Я вошел. За сытным ужином, которым он меня угостил, мы разговорились с ним о былых временах.

– А где же Садуко? – спросил я, зажигая трубку.

– Садуко? – ответил он, и лицо его изменилось. – Он здесь. Ты знаешь, я ушел вместе с ним из страны зулусов. Зачем я ушел? По правде сказать, после той роли, которую мы сыграли в битве при Индондакузуке – против моей воли, Макумазан, – я подумал, что безопаснее будет покинуть страну, где предатели не могли рассчитывать на друзей.

– Правильно! – сказал я. – А где же все-таки Садуко?

– Я тебе не сказал? Он в соседней хижине и умирает.

– Умирает? От чего, Тшоза?

– Не знаю, – ответил он таинственно, – я думаю, его околдовали. Уже больше года, как он почти ничего не ест и не переносит темноты. В сущности, с тех пор, как он покинул страну зулусов, он все время был странный.

Тут я вспомнил слова Зикали пять лет тому назад, что Садуко лишился рассудка.

– Он много думает об Умбелази, Тшоза? – спросил я.

– О, Макумазан, он не думает ни о чем другом. Дух Умбелази не покидает его ни днем ни ночью.

– Могу я видеть Садуко? – спросил я.

– Не знаю, Макумазан. Я пойду и спрошу Нэнди. Если можно его видеть, то нельзя терять времени. – И он вышел из хижины.
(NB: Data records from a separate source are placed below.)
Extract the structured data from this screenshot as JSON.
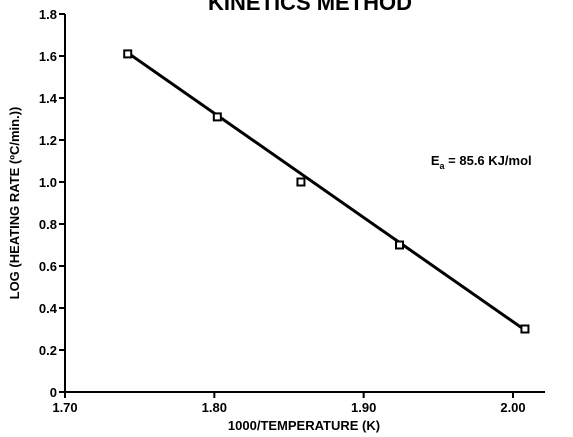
{
  "chart_data": {
    "type": "scatter",
    "title": "KINETICS METHOD",
    "xlabel": "1000/TEMPERATURE (K)",
    "ylabel": "LOG (HEATING RATE (ºC/min.))",
    "xlim": [
      1.7,
      2.05
    ],
    "ylim": [
      0,
      1.8
    ],
    "x_ticks": [
      "1.70",
      "1.80",
      "1.90",
      "2.00"
    ],
    "y_ticks": [
      "0",
      "0.2",
      "0.4",
      "0.6",
      "0.8",
      "1.0",
      "1.2",
      "1.4",
      "1.6",
      "1.8"
    ],
    "series": [
      {
        "x": [
          1.742,
          1.802,
          1.858,
          1.924,
          2.008
        ],
        "y": [
          1.61,
          1.31,
          1.0,
          0.7,
          0.3
        ],
        "marker": "open-square"
      }
    ],
    "fit_line": {
      "x": [
        1.742,
        2.008
      ],
      "y": [
        1.615,
        0.295
      ]
    },
    "annotation": {
      "prefix": "E",
      "subscript": "a",
      "text": " = 85.6 KJ/mol",
      "x": 1.945,
      "y": 1.08
    },
    "grid": false,
    "colors": {
      "line": "#000000",
      "marker_fill": "#ffffff"
    }
  }
}
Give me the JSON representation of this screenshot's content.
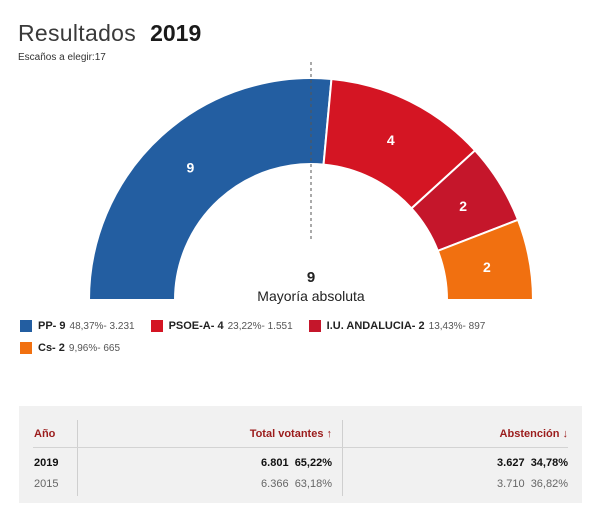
{
  "header": {
    "title": "Resultados",
    "year": "2019",
    "subtitle": "Escaños a elegir:17"
  },
  "colors": {
    "PP": "#235ea1",
    "PSOE-A": "#d41523",
    "I.U. ANDALUCIA": "#c5162b",
    "Cs": "#f17010",
    "accent": "#9b1c1c"
  },
  "chart_data": {
    "type": "pie",
    "subtype": "hemicycle",
    "total_seats": 17,
    "series": [
      {
        "name": "PP",
        "seats": 9,
        "percent": 48.37,
        "votes": 3231,
        "color": "#235ea1"
      },
      {
        "name": "PSOE-A",
        "seats": 4,
        "percent": 23.22,
        "votes": 1551,
        "color": "#d41523"
      },
      {
        "name": "I.U. ANDALUCIA",
        "seats": 2,
        "percent": 13.43,
        "votes": 897,
        "color": "#c5162b"
      },
      {
        "name": "Cs",
        "seats": 2,
        "percent": 9.96,
        "votes": 665,
        "color": "#f17010"
      }
    ],
    "majority": {
      "value": "9",
      "label": "Mayoría absoluta"
    }
  },
  "legend": [
    {
      "label": "PP- 9",
      "stats": "48,37%- 3.231"
    },
    {
      "label": "PSOE-A- 4",
      "stats": "23,22%- 1.551"
    },
    {
      "label": "I.U. ANDALUCIA- 2",
      "stats": "13,43%- 897"
    },
    {
      "label": "Cs- 2",
      "stats": "9,96%- 665"
    }
  ],
  "table": {
    "col_year": "Año",
    "col_total": "Total votantes ↑",
    "col_abst": "Abstención ↓",
    "rows": [
      {
        "year": "2019",
        "total": "6.801",
        "total_pct": "65,22%",
        "abst": "3.627",
        "abst_pct": "34,78%"
      },
      {
        "year": "2015",
        "total": "6.366",
        "total_pct": "63,18%",
        "abst": "3.710",
        "abst_pct": "36,82%"
      }
    ]
  }
}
Минут через десять он вернулся с Нэнди, такой же спокойной и выдержанной, какой я ее всегда видел и знал, только от забот она выглядела старше своих лет.

– Привет тебе, Макумазан, – сказала она. – Я рада видеть тебя, но странно, очень странно, что ты пришел как раз сегодня. Садуко покидает нас, он отправляется в свой последний путь, Макумазан.
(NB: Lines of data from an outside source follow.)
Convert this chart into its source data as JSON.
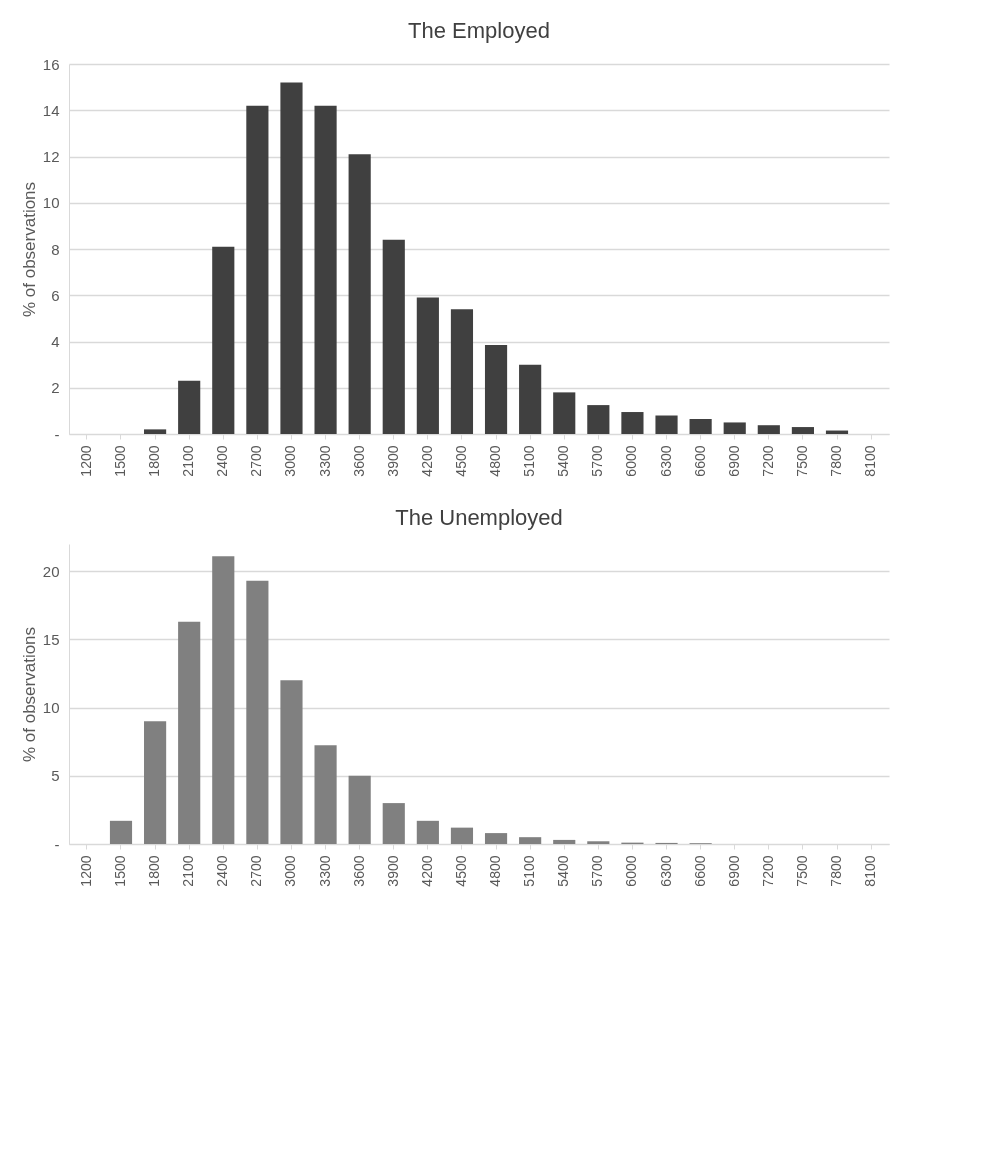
{
  "chart_data": [
    {
      "type": "bar",
      "title": "The Employed",
      "ylabel": "% of observations",
      "categories": [
        "1200",
        "1500",
        "1800",
        "2100",
        "2400",
        "2700",
        "3000",
        "3300",
        "3600",
        "3900",
        "4200",
        "4500",
        "4800",
        "5100",
        "5400",
        "5700",
        "6000",
        "6300",
        "6600",
        "6900",
        "7200",
        "7500",
        "7800",
        "8100"
      ],
      "values": [
        0,
        0,
        0.2,
        2.3,
        8.1,
        14.2,
        15.2,
        14.2,
        12.1,
        8.4,
        5.9,
        5.4,
        3.85,
        3.0,
        1.8,
        1.25,
        0.95,
        0.8,
        0.65,
        0.5,
        0.38,
        0.3,
        0.15,
        0
      ],
      "color": "#404040",
      "ylim": [
        0,
        16
      ],
      "yticks": [
        {
          "value": 0,
          "label": "-"
        },
        2,
        4,
        6,
        8,
        10,
        12,
        14,
        16
      ],
      "grid": "y"
    },
    {
      "type": "bar",
      "title": "The Unemployed",
      "ylabel": "% of observations",
      "categories": [
        "1200",
        "1500",
        "1800",
        "2100",
        "2400",
        "2700",
        "3000",
        "3300",
        "3600",
        "3900",
        "4200",
        "4500",
        "4800",
        "5100",
        "5400",
        "5700",
        "6000",
        "6300",
        "6600",
        "6900",
        "7200",
        "7500",
        "7800",
        "8100"
      ],
      "values": [
        0,
        1.7,
        9.0,
        16.3,
        21.1,
        19.3,
        12.0,
        7.25,
        5.0,
        3.0,
        1.7,
        1.2,
        0.8,
        0.5,
        0.3,
        0.2,
        0.1,
        0.08,
        0.06,
        null,
        null,
        null,
        null,
        0
      ],
      "color": "#808080",
      "ylim": [
        0,
        22
      ],
      "yticks": [
        {
          "value": 0,
          "label": "-"
        },
        5,
        10,
        15,
        20
      ],
      "grid": "y"
    }
  ]
}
Я ответил, что с грустью уже слышал об этом, и поинтересовался узнать, захочет ли он меня видеть.

– Да, Макумазан, он будет рад, но только приготовься к тому, что ты найдешь Садуко совсем не тем, каким ты его знал. Иди за мной.

Мы вышли из хижины, прошли через двор и вошли в другую большую хижину. Она была освещена лампой европейского изделия, а также ярким огнем, горевшим в очаге, так что в хижине было светло как днем. У стены хижины на циновке лежал человек. Он закрывал глаза рукой и стонал.

– Прогоните его отсюда! Прогоните его! Неужели он не может мне дать умереть спокойно?

– Ты хочешь прогнать своего старого друга Макумазана, Садуко? – мягко спросила его Нэнди. – Макумазана, который пришел навестить тебя?

Он присел, одеяло спало с него, и я увидел, что это был просто живой скелет. О! Как он не был похож на гибкого, красивого предводителя, которого я знавал прежде! Губы его вздрагивали, глаза были полны ужаса.

– Это действительно ты, Макумазан? – спросил он слабым голосом. – Подойди ко мне и встань как можно ближе, чтобы он не мог встать между нами. – И он протянул свою костлявую руку.

Я взял руку, она была холодна как лед.

– Да, да, это я, Садуко, – сказал я веселым тоном, – и между нами никто не стоит. Здесь только твоя жена Нэнди и я.

– О нет, Макумазан, здесь в хижине есть еще один, кого ты не видишь. Вот он стоит. – И он указал на очаг. – Смотри. Он пронзен копьем, и перо его лежит на земле.

– Кто пронзен, Садуко?

– Кто? Разве ты не знаешь? Королевич Умбелази, которого я предал ради Мамины.

– Ты говоришь пустые слова, Садуко, – сказал я. – Много лет тому назад я видел, как умер Умбелази.

– Нет, нет. Ты помнишь его последние слова: «До самой твоей смерти я не дам тебе покоя!» И с этого часа я не имел покоя.